[英]Keep rows of a pandas dataframe based on both row and column conditions
Hello I have a pandas dataframe that I want to clean.Here is an example:您好,我有一个 pandas dataframe 想要清洁。
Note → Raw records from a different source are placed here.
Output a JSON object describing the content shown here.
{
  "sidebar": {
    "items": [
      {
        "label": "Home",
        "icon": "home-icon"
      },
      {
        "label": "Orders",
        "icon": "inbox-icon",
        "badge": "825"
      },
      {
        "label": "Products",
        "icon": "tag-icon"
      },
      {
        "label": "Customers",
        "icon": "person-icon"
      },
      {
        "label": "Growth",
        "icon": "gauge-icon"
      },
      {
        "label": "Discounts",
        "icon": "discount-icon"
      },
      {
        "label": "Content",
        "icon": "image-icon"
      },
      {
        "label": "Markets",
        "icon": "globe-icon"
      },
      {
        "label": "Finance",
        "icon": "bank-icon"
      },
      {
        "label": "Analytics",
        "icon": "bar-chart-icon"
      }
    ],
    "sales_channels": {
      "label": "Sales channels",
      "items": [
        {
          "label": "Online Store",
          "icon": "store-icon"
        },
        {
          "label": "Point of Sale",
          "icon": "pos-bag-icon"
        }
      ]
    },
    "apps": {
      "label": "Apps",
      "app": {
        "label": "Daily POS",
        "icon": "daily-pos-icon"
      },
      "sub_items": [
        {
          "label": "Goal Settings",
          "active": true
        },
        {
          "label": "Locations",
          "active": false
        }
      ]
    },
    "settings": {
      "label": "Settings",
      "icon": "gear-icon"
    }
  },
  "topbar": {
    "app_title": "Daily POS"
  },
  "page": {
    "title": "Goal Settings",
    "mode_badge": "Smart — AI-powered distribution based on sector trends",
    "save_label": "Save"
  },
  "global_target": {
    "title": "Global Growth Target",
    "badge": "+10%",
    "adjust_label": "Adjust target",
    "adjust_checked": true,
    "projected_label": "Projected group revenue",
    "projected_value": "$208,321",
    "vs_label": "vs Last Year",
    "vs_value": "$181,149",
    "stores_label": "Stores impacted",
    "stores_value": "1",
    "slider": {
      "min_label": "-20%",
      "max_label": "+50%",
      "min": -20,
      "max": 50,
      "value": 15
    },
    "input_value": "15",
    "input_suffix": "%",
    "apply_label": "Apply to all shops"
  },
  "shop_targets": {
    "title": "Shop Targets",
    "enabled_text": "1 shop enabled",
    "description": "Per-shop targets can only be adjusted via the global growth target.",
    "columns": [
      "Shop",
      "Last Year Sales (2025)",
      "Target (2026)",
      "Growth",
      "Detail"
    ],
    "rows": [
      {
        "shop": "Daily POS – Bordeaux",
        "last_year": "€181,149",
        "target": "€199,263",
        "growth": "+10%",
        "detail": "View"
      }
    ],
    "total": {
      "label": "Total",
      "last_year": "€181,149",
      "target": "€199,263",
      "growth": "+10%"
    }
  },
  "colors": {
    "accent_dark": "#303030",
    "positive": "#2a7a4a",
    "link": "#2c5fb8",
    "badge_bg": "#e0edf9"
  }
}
这是一个示例:
IDBILL![]() |
IDBUYER ![]() |
BILL![]() |
DATE![]() |
---|---|---|---|
001 ![]() |
768787 ![]() |
45 ![]() |
1897-07-24 ![]() |
001 ![]() |
768787 ![]() |
67 ![]() |
1897-07-24 ![]() |
001 ![]() |
768787 ![]() |
98 ![]() |
1897-07-24 ![]() |
002 ![]() |
768787 ![]() |
30 ![]() |
1897-07-24 ![]() |
002 ![]() |
768787 ![]() |
15 ![]() |
1897-07-24 ![]() |
002 ![]() |
768787 ![]() |
12 ![]() |
1897-07-24 ![]() |
005 ![]() |
786545 ![]() |
45 ![]() |
1897-08-19 ![]() |
008 ![]() |
657676 ![]() |
89 ![]() |
1989-09-23 ![]() |
009 ![]() |
657676 ![]() |
42 ![]() |
1989-09-23 ![]() |
010 ![]() |
657676 ![]() |
18 ![]() |
1989-09-23 ![]() |
012 ![]() |
657676 ![]() |
51 ![]() |
1990-03-10 ![]() |
016 ![]() |
892354 ![]() |
73 ![]() |
1990-03-10 ![]() |
018 ![]() |
892354 ![]() |
48 ![]() |
1765-02-14 ![]() |
020 ![]() |
892354 ![]() |
62 ![]() |
1765-02-14 ![]() |
I want to delete the highest bills(and keep the lowest when the bills are made on the same day, by the same IDBUYER, and whose bills IDs follow each other. To get this:我想删除最高的账单(并在同一天由同一个 IDBUYER 制作账单时保持最低,并且其账单 ID 彼此跟随。要得到这个:
IDBILL![]() |
IDBUYER ![]() |
BILL![]() |
DATE![]() |
---|---|---|---|
002 ![]() |
768787 ![]() |
30 ![]() |
1897-07-24 ![]() |
002 ![]() |
768787 ![]() |
15 ![]() |
1897-07-24 ![]() |
002 ![]() |
768787 ![]() |
12 ![]() |
1897-07-24 ![]() |
005 ![]() |
786545 ![]() |
45 ![]() |
1897-08-19 ![]() |
010 ![]() |
657676 ![]() |
18 ![]() |
1989-09-23 ![]() |
012 ![]() |
657676 ![]() |
51 ![]() |
1990-03-10 ![]() |
016 ![]() |
892354 ![]() |
73 ![]() |
1990-03-10 ![]() |
018 ![]() |
892354 ![]() |
48 ![]() |
1765-02-14 ![]() |
020 ![]() |
892354 ![]() |
62 ![]() |
1765-02-14 ![]() |
Thank you in advance先感谢您
One solution:一种解决方案:
df = df.sort_values('BILL')
df.loc[df.assign(cc = df.groupby(['DATE','IDBUYER',df.groupby(['DATE','IDBUYER'])['IDBILL'].transform(lambda x: x.diff().gt(1).cumsum())]).cumcount(),cc2 = df.groupby(['DATE','IDBUYER','IDBILL']).transform('count'),floor = lambda x: ~(x['cc'].floordiv(x['cc2'],axis=0).astype(bool)))['floor']].sort_index()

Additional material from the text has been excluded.